After that, she gave me a strong hug. There were tears in her eyes. "Thank you." She murmured.

Since then, the two of us are like best friends.

"What are you feeling now?" She asks, pulling e out of the memory.

I'm quiet for a moment. "It's hard to explain..." I start. "I feel angry. At myself the fact that I've gone through so much and caused others so much pain. I've never been very religious, but now I have absolutely no faith in any sort of 'holy-being'.
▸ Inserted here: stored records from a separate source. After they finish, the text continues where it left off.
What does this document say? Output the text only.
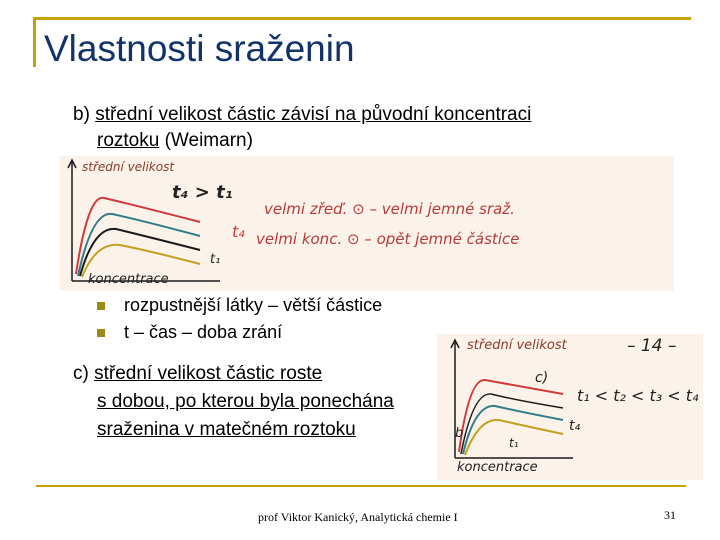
Vlastnosti sraženin
b) střední velikost částic závisí na původní koncentraci
roztoku (Weimarn)
střední velikost
t₄ > t₁
t₄
t₁
koncentrace
velmi zřeď. ⊙ – velmi jemné sraž.
velmi konc. ⊙ – opět jemné částice
rozpustnější látky – větší částice
t – čas – doba zrání
c) střední velikost částic roste
s dobou, po kterou byla ponechána
sraženina v matečném roztoku
střední velikost	– 14 –
c)
t₁ < t₂ < t₃ < t₄
t₄
t₁
b
koncentrace
prof Viktor Kanický, Analytická chemie I	31
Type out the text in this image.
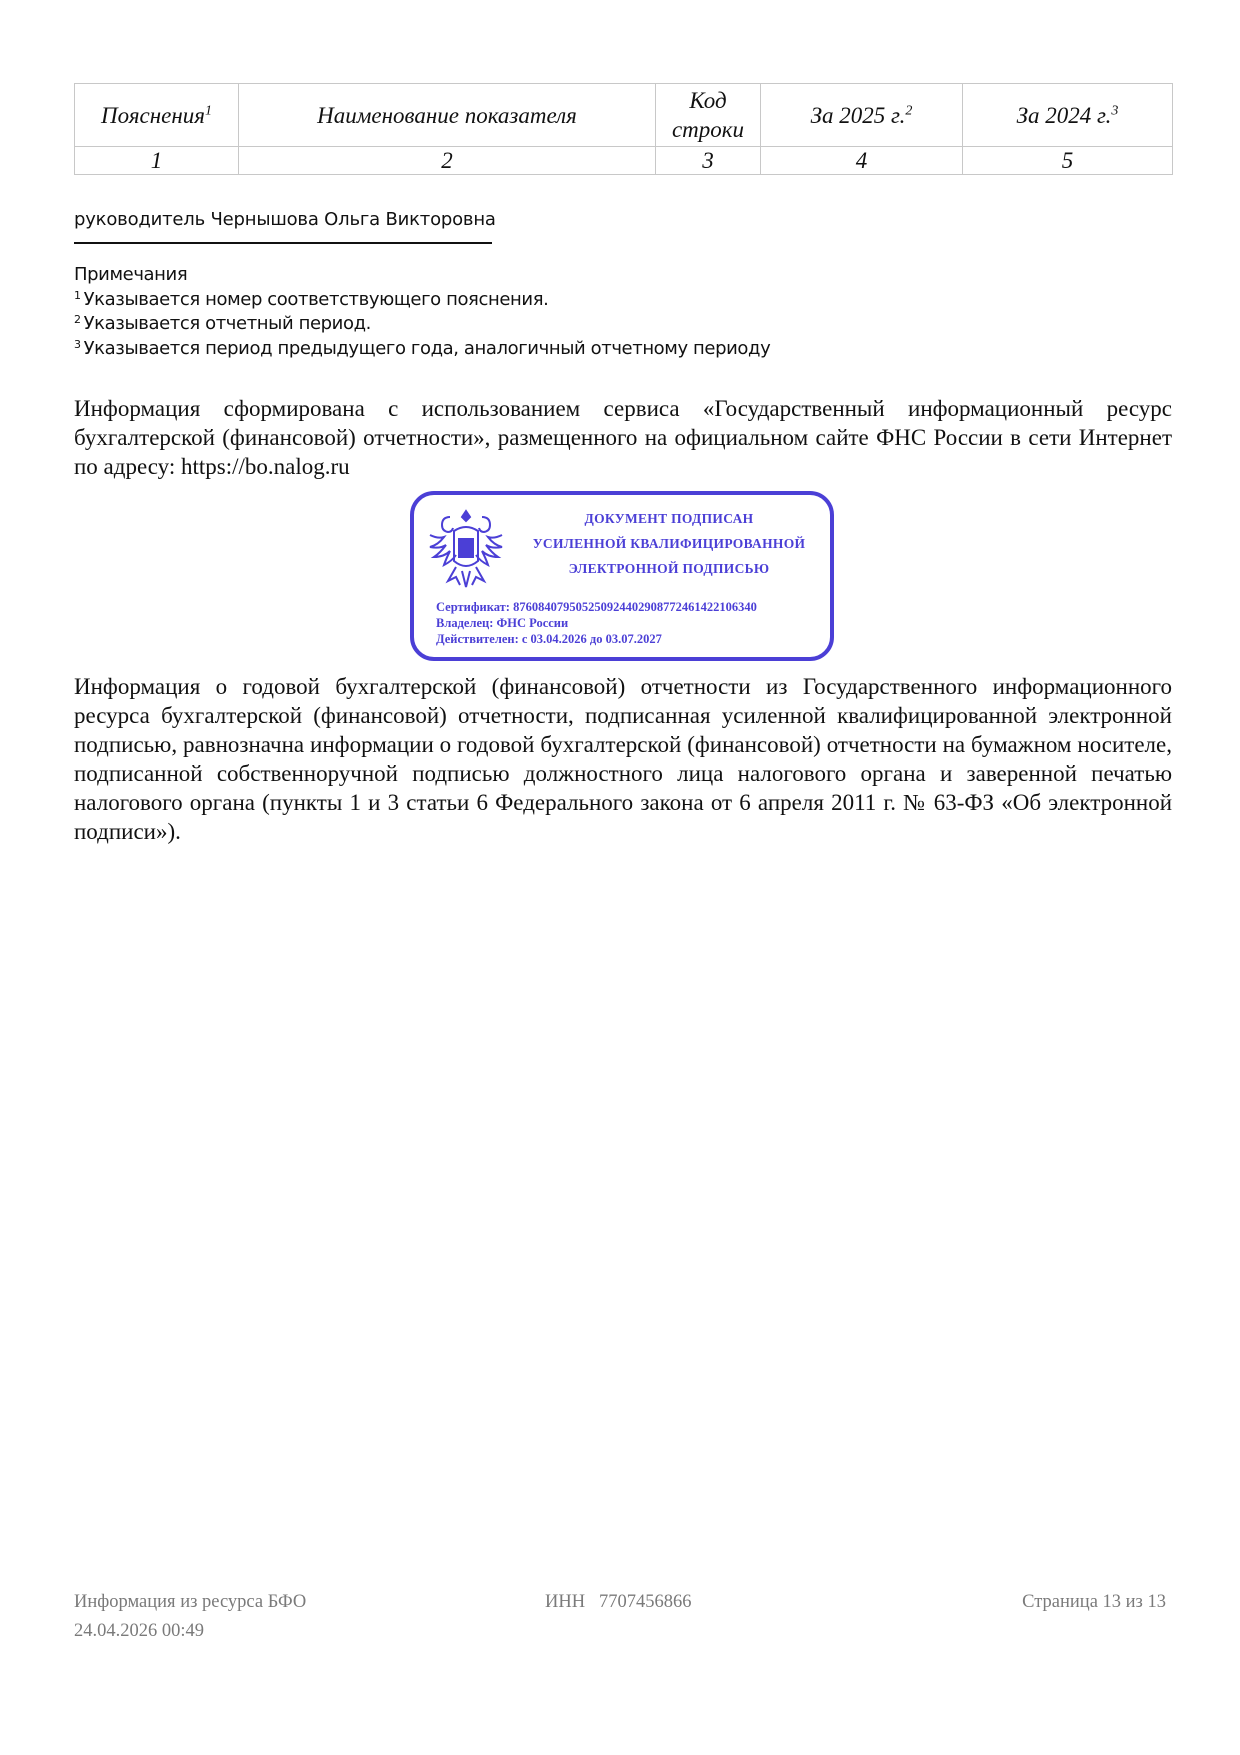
Пояснения$^1$	Наименование показателя	Код строки	За 2025 г.$^2$	За 2024 г.$^3$
1	2	3	4	5
руководитель Чернышова Ольга Викторовна
Примечания
$^1$ Указывается номер соответствующего пояснения.
$^2$ Указывается отчетный период.
$^3$ Указывается период предыдущего года, аналогичный отчетному периоду
Информация сформирована с использованием сервиса «Государственный информационный ресурс бухгалтерской (финансовой) отчетности», размещенного на официальном сайте ФНС России в сети Интернет по адресу: https://bo.nalog.ru
ДОКУМЕНТ ПОДПИСАН
УСИЛЕННОЙ КВАЛИФИЦИРОВАННОЙ
ЭЛЕКТРОННОЙ ПОДПИСЬЮ
Сертификат: 876084079505250924402908772461422106340
Владелец: ФНС России
Действителен: с 03.04.2026 до 03.07.2027
Информация о годовой бухгалтерской (финансовой) отчетности из Государственного информационного ресурса бухгалтерской (финансовой) отчетности, подписанная усиленной квалифицированной электронной подписью, равнозначна информации о годовой бухгалтерской (финансовой) отчетности на бумажном носителе, подписанной собственноручной подписью должностного лица налогового органа и заверенной печатью налогового органа (пункты 1 и 3 статьи 6 Федерального закона от 6 апреля 2011 г. № 63-ФЗ «Об электронной подписи»).
Информация из ресурса БФО
24.04.2026 00:49
ИНН 7707456866	Страница 13 из 13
I feel sad. Because of my dad and because of the baby."

Then I realize the one that doesn't quite make sense to me: "I feel... lonely." I look directly at Kirstin this time. "I feel empty inside. I have all these people around me all the time who love me and care about me, but I still feel alone."

Kirstin looks over the water for a moment.

"It's okay to feel like that." She responds, her voice soft. "I don't blame you." Silence creeps up again but Kirstie cuts it off. "There isn't much I can say, except to not give up. There's going to be things that you're not going to want to do, but maybe doing them will make you feel better."

I nod. She has a point. And now I know what the next big thing I have to do is.